The whole science party was out on deck to watch as we left port Saturday morning, but for many of us, excitement changed to dismay as soon as we got past Point Loma into open water. As we had learned in our pre-cruise workshop, the New Horizon’s design is top-heavy; even with concrete ballast below, whenever the seas are at all rough, the ship still tends to roll. And roll. And roll. With predictable results. Clare Reimers, one of our mentors on this cruise, has an iron stomach, but just about everyone else in the science party got walloped by seasickness for a few hours. A few of us had trouble for longer; I started to feel human again about 18 hours after we got underway, when I could keep water down for the first time, and I was relieved to be up and around again in time to collect and process my samples early Sunday afternoon.

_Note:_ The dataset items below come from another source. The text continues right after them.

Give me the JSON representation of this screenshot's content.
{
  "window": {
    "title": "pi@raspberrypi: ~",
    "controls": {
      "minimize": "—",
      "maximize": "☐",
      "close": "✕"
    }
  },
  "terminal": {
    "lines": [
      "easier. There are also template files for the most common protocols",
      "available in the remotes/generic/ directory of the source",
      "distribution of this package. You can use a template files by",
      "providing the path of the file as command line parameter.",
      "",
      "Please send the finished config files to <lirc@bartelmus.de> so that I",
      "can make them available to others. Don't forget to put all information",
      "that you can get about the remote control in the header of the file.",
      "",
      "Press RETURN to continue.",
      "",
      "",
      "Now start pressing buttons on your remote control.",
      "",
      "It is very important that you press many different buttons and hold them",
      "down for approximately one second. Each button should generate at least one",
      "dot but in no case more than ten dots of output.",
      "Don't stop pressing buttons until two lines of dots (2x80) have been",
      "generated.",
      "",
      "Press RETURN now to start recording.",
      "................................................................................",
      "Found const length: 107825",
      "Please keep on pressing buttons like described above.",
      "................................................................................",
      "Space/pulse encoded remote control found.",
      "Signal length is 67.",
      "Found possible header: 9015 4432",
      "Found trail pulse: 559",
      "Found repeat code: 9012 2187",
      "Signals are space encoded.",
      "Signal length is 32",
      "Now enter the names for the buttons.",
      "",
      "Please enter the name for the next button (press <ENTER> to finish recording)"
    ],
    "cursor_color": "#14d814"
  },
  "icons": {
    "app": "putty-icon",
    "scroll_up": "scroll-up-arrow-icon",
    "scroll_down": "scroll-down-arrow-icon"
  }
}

At least it was a pretty day

We’ve heard a lot on the ship about the importance of safety in all our operations, both in the lab and out on deck, but I got a new perspective on the commitment to safety when I was sick. If you need to stand at the rail, you’ve got to have a buddy the whole time; goodness only knows how much work I kept our restech Robb from getting done on Saturday, because I was at the rail for hours. It’s not just concern about man-overboard situations, either; the restechs, the co-chief scientists, and the captain all kept tabs on me, making sure I had enough water to drink and enough Saltines to—well, not to eat, but to imagine someday being able to eat.

By now, the haze of seasickness has long since been replaced for most of the science party by the haze of long and unpredictable hours. As Cameron mentioned, we’re divided into two 12-hour watches. But we also all have samples coming in from a number of stations; nearly all our samples demand immediate attention, often requiring many hours to process and log, and nothing says we’ll reach your station during your watch. So the days blur together, and our progress through time has already come to seem much less relevant than our progress through the cruise plan.